Czy Barbarossa mogła się powieść?

Darth Stalin
Censor
Posty: 6598
Rejestracja: czwartek, 22 grudnia 2005, 17:58
Has thanked: 79 times
Been thanked: 180 times

Czy Barbarossa mogła się powieść?

Post autor: Darth Stalin »

Trudne pytanie.

Wypadałoby zrobić głęboką analizę strategiczna sytuacji obu stron i rozważyć nie tylko położenie Niemców w danym momencie, ale także możliwe reakcje Sowietów.

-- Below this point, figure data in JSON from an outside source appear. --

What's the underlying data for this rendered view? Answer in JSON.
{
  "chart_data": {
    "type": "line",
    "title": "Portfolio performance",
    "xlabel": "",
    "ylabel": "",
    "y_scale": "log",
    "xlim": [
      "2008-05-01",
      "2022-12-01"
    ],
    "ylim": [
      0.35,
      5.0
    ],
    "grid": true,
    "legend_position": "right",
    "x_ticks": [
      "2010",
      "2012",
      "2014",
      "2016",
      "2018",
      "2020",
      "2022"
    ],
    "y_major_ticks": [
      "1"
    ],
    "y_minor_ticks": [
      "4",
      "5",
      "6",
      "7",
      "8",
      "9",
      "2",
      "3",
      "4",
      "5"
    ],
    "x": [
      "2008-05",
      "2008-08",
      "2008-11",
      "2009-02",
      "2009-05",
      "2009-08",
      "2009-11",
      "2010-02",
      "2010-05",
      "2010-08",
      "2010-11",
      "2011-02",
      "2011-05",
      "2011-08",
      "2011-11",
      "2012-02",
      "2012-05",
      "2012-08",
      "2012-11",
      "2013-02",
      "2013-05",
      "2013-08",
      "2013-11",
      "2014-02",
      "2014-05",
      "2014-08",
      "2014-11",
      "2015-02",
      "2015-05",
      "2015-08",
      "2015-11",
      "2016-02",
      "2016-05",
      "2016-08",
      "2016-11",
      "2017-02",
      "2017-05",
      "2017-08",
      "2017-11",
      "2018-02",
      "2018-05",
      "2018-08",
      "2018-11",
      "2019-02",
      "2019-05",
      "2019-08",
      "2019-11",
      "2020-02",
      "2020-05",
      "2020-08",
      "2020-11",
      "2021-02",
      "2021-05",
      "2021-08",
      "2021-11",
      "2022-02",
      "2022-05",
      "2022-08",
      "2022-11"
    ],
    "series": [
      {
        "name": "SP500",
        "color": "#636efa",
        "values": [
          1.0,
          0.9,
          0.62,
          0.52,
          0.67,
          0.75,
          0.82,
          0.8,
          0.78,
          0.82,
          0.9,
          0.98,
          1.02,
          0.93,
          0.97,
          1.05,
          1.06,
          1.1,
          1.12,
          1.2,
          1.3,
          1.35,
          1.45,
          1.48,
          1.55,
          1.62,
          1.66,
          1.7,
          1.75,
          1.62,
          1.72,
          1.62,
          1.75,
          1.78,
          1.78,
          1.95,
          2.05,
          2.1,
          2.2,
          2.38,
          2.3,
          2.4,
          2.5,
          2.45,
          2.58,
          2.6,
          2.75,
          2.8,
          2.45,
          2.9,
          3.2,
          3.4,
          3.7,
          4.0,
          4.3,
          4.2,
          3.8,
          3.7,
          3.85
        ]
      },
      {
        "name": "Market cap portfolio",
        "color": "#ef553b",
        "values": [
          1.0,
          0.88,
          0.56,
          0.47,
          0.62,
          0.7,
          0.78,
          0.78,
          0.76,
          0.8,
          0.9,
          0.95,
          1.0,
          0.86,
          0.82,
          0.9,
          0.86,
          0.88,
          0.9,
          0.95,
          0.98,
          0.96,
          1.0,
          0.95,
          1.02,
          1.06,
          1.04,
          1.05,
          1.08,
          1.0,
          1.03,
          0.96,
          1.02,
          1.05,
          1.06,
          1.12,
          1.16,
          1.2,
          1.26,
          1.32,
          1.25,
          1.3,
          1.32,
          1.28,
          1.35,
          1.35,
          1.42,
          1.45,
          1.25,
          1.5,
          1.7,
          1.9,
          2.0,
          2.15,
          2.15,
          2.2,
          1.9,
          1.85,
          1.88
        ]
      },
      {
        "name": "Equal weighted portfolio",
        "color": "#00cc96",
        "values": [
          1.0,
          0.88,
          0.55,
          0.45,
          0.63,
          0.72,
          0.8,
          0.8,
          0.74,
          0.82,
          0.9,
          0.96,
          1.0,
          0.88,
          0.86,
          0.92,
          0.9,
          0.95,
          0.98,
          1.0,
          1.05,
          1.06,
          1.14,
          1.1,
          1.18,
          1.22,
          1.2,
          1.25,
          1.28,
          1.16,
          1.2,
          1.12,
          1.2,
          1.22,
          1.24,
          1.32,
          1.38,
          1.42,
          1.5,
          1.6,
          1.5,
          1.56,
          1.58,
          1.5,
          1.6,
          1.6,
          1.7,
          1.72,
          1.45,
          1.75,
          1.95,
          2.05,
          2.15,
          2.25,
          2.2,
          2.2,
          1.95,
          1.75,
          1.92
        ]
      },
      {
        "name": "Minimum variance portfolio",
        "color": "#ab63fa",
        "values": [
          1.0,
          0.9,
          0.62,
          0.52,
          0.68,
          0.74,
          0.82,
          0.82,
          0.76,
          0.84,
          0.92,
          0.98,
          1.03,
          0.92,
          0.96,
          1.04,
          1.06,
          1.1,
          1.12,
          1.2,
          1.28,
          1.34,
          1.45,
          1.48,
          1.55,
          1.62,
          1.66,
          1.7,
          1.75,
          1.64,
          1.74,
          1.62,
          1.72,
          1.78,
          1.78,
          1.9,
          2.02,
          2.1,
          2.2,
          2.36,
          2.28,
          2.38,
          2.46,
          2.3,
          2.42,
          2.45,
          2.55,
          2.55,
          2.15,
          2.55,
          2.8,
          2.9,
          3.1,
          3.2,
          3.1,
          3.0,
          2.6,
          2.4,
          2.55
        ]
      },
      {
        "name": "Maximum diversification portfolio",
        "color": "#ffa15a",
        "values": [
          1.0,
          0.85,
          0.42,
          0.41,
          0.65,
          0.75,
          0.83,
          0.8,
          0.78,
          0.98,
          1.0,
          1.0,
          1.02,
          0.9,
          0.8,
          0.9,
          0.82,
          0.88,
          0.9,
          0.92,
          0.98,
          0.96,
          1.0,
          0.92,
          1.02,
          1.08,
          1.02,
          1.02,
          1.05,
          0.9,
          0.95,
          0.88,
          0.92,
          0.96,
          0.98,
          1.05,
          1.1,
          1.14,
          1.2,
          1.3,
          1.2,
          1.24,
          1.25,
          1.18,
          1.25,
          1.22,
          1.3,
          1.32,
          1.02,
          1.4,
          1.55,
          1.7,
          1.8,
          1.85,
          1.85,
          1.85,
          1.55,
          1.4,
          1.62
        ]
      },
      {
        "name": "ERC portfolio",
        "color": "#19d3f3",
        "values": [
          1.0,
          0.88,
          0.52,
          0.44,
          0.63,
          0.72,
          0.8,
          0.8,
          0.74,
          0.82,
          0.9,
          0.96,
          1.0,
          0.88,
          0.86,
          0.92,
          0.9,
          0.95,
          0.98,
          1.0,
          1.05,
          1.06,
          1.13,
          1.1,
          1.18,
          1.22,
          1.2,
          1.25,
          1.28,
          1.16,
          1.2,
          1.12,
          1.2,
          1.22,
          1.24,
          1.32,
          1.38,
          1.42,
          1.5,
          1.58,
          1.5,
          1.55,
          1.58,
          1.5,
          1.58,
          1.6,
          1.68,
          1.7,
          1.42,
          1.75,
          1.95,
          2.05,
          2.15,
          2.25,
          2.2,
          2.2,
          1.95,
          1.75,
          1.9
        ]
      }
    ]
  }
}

Jeżeli za sukces Barbarossy uznajemy dojście do linii Archangielsk - Astrachań - to raczej nie było to wykonalne do jesieni 1941 :lol:

Coś innego - a, to możemy podyskutować.

BTW: prośba do Moderatorów: czy moglibyście przesunąć posty z tematu o Cesarzu do Barbarossy i Stalina w 1941 roku?
Ostatnio zmieniony czwartek, 1 stycznia 1970, 01:00 przez Darth Stalin, łącznie zmieniany 1 raz.
Awatar użytkownika
Legun
Chef d'escadron
Posty: 1026
Rejestracja: czwartek, 22 grudnia 2005, 18:51
Lokalizacja: Kraków
Has thanked: 4 times
Been thanked: 15 times

Post autor: Legun »

To pytanie znowu wymaga doprecyzowania. Są co najmniej 3 warianty:
1) czy plan "Barbarossa" mógł się powieźć, tak jak to sobie założyli Niemcy?
2) czy Niemcy mogli wygrać wojnę przed zimą?
3) czy Niemcy mogli stworzyć sobie w roku 1941 warunki do wygrania wojny w 1942?

Moje hipotezy:
Ad 1) Nie.
Ad 2) Bardzo wątpliwe. Bardziej prawdopodobne, gdyby zaczęli się przygotowywać wcześniej i lepiej: nie atakować na Bałkanach, nie wysyłać 15DPanc do Afryki itd.
Ad 3) To na pewno. Można tu rozważać różne warianty: kwatermistrzowski (np. rżnąć barany poczynając od 22 czerwca :)), strategiczny (odpuścić Donbas, zdobyć Leningrad i otoczyć Moskwę) lub tylko operacyjny (wstrzymać wszelkie ataki 15 listopada i kazać się wojsku wkopać w ziemię, zanim stwardnieje).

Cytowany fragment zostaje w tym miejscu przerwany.